建国記念日と心理学にはどのような関係があるのでしょうか。
日本には365日の全てに何らかの「記念日」が制定されています。
2月11日は「建国記念の日」に制定されています。これは、1966年の「祝日法」改正により「建国をしのび、国を愛する心を養う」ことを趣旨とし、国民の祝日として制定されたものです。
2月11日は古事記や日本書紀で初代天皇とされる神武天皇が即位した日に由来しています。
では、建国記念の日と心理学にはどのような関係があるのでしょうか。
基本的に心理学は海外、特にヨーロッパやアメリカを期限としてスタートしているものであり、日本はそれらの知見を「輸入」するという立場にあります。
しかし、なかには日本由来の心理学・カウンセリング・メンタルヘルスに関する研究・実践があります。
本コラムでは「日本発」や「日本初」の心理学・カウンセリング・メンタルヘルスについて、解説していきたいと思います。
日本人として最初の心理学者は元良勇次郎先生です。
元良先生は兵庫県生まれで、若いころにアメリカに渡り、ジョンズ・ホプキンズ大学で心理学者のホールから指導を受けています。
元良先生は1888年に博士号を取得し、同年、東京帝国大学(現在の東京大学)で初めて精神物理学の講義を実施しました。
また、1890年には、東京帝国大学の初代心理学教授となりました。
元良先生は現在の日本の心理学界(心理学ワールド)を創設したという意味で、多大なる貢献をしているのです。
現在では、多くの女性が心理学界(心理学ワールド)で活躍されていますが、日本人初の女性の心理学者は原口鶴子先生です。
原口先生は大正時代に活躍した日本の心理学者です。
原口先生は日本で初めて博士号(Ph. D.) を取得した日本人女性として有名です。
群馬県出身の原口先生(旧姓:新井つる)は子どものころから非常に優秀であり、2年飛び級して高校に進学し、さらに1903年に日本女子大学・英文学科に入学します。
しかし、当時はまだ女性が大学で男性と同様の高等教育を受けることが難しかったため、師である心理学者の松本亦太郎先生(元良勇次郎先生の弟子)の推薦もあり、1907年にアメリカのコロンビア大学に留学・入学します。
そこで、原口は実験心理学を専攻し、ソーンダイクやキャッテルなどの名立たる心理学者たちから指導を受けています。
コロンビア大学での研究活動が実を結び、原口は1912年6月5日に博士号の学位を取得しています。
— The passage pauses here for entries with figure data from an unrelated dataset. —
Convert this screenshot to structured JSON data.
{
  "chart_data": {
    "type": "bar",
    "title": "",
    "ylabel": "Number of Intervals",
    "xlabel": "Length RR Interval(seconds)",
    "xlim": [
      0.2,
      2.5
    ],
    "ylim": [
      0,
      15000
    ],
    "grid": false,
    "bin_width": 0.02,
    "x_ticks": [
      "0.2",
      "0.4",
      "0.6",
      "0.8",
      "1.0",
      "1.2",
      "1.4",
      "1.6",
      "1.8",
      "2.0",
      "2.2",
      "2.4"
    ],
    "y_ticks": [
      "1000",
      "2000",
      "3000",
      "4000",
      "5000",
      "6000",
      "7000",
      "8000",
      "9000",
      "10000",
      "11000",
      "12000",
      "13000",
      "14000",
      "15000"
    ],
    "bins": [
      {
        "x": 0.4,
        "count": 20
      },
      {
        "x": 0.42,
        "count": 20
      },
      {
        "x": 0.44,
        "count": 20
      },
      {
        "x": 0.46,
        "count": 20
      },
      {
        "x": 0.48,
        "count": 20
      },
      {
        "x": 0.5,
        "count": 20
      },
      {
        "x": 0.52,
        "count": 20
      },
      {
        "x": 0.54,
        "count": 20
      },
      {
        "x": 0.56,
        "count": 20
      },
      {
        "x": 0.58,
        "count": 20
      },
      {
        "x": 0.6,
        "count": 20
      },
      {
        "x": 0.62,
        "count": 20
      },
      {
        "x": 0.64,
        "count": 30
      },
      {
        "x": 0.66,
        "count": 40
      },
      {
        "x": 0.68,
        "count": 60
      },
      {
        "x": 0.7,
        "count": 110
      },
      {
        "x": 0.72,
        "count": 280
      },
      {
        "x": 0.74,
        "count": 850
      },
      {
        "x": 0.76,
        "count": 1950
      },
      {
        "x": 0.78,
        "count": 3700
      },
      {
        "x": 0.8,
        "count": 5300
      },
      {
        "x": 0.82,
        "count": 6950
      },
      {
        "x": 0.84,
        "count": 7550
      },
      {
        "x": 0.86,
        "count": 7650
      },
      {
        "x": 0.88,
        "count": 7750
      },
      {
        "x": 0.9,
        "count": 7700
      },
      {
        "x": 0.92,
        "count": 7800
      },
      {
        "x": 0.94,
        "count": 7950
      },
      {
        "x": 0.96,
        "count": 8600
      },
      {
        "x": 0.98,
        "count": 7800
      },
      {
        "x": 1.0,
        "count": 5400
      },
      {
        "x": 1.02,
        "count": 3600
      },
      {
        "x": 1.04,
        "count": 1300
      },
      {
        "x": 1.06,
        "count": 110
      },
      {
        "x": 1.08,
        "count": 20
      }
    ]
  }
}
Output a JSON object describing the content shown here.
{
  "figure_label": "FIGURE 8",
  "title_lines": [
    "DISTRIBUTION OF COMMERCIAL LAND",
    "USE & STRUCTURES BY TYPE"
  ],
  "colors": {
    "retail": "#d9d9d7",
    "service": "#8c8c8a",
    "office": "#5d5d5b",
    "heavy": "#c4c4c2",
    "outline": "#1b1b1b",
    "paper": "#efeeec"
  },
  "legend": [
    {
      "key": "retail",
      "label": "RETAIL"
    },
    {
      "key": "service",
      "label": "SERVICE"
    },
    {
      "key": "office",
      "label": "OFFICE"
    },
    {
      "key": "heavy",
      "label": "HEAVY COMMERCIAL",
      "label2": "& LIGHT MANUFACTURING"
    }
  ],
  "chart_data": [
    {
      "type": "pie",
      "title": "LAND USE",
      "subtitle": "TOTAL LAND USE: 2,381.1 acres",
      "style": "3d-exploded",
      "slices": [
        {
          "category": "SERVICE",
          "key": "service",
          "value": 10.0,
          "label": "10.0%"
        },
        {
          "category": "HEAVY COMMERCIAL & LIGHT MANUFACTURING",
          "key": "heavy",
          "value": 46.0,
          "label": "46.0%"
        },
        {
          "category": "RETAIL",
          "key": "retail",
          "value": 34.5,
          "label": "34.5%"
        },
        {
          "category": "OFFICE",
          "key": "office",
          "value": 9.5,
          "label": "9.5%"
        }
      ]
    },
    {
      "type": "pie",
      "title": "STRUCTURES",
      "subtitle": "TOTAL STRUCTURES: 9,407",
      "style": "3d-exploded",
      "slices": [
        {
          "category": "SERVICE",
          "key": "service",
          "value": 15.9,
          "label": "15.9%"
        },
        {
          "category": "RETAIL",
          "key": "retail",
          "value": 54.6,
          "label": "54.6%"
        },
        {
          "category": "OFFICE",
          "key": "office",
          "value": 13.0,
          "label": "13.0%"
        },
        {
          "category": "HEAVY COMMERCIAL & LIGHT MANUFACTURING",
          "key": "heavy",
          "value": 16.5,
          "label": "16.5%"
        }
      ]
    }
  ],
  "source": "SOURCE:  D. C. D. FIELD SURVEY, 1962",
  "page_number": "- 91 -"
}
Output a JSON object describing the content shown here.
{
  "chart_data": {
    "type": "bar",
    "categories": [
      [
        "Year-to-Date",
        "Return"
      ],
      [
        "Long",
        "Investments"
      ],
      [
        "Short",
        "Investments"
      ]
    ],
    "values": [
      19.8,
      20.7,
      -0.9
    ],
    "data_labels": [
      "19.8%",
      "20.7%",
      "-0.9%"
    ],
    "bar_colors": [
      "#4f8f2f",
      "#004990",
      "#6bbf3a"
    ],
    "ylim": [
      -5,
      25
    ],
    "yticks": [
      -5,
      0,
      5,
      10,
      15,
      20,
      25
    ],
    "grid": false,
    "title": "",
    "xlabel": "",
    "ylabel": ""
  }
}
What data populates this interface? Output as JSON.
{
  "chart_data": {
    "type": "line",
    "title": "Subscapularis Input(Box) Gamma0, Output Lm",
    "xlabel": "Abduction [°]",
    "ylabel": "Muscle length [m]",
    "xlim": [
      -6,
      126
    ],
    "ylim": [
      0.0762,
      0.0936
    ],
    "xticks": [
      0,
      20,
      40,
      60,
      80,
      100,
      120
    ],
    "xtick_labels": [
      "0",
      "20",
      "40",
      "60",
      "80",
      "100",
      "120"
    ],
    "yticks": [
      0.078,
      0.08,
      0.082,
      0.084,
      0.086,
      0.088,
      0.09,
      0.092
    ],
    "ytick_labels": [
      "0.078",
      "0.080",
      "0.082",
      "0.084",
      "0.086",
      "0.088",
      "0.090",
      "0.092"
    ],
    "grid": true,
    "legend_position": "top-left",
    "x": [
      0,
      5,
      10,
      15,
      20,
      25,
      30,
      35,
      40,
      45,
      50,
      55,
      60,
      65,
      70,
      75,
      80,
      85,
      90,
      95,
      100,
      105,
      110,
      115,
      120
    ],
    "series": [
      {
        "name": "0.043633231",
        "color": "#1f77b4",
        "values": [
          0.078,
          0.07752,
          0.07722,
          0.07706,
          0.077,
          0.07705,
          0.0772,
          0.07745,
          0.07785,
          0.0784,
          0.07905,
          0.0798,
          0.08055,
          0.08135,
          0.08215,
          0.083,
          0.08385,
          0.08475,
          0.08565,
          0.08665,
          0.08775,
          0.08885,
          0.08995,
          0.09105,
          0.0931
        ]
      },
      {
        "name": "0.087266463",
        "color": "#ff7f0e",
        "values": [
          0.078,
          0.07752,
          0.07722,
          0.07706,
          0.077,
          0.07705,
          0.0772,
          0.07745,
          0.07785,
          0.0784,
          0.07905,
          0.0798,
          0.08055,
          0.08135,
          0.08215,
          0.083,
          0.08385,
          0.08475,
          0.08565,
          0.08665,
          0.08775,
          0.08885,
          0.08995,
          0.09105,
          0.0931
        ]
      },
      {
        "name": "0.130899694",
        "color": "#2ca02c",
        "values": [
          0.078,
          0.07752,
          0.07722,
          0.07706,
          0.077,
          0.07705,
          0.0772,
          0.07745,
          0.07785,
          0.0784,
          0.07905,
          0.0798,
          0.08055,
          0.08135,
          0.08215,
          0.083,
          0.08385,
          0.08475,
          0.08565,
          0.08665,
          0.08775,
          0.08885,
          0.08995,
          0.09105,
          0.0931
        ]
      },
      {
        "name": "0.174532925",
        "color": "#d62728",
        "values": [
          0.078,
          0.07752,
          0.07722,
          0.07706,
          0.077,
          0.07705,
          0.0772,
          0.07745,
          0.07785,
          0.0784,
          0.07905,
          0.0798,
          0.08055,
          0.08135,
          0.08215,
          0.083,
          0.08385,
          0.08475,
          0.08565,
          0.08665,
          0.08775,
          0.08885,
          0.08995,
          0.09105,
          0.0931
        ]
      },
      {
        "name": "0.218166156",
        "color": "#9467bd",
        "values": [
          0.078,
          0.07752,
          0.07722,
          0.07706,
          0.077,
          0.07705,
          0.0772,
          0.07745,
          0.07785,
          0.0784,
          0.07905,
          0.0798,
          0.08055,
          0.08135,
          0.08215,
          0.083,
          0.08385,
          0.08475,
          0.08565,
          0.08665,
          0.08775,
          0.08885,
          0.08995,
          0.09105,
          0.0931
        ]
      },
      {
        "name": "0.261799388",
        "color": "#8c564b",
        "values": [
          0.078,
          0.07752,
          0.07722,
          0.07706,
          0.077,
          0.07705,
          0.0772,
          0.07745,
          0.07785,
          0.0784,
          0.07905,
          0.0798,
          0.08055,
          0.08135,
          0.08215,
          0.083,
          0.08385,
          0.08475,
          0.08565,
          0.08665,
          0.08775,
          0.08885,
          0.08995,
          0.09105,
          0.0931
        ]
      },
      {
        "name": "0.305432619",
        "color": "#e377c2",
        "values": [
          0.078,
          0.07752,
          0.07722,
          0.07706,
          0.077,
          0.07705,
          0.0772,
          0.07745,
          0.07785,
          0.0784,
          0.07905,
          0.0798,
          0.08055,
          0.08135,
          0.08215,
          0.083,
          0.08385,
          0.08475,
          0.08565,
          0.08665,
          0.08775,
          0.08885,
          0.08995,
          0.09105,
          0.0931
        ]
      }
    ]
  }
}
その後、日本に帰国した原口は精力的に研究活動を続け、海外の論文や専門書の日本語訳や日本女子大学での講義などを実施しています。また、日本女子大学に心理学実験室を設立する際にも貢献しています。
日本人の心理学者が研究を実施して、その結果、構築された理論は多く存在します。
その中でも有名なものが、産業・組織心理学におけるPM理論です。
PM理論とは、日本の社会心理学者である三隅二不二先生が提唱したリーダーシップに関する理論です。
PMの「P」とは「Performance」の頭文字であり、「M」は「Maintenance」の頭文字を表しています。
PM理論は組織や集団の持つ機能という視点から、リーダーシップについて検討し、リーダーシップの類型化を行っています。
集団機能とは、集団・組織における課題の解決や目標達成、そして、集団・組織を存続・維持させることという大きく2つの側面で構成されています。
このうち、集団・組織の課題解決や目標達成の機能をPerformance Function(P機能)とよび、集団・組織の存続や維持に関する機能をMaintenance Function(M機能)とよびます。三隅先生はこの集団機能の概念を、リーダーシップを説明する枠組として理論化したのです。
集団・組織において、最も集団機能の役割を果たしているのはリーダーであり、そこにリーダーシップを集団機能の概念で説明する根拠が存在すると考えたのです。
このように、「日本発」や「日本初」の心理学者や心理学の理論などがあり、それが現在の日本の心理学界(心理学ワールド)の発展にも貢献しているのです。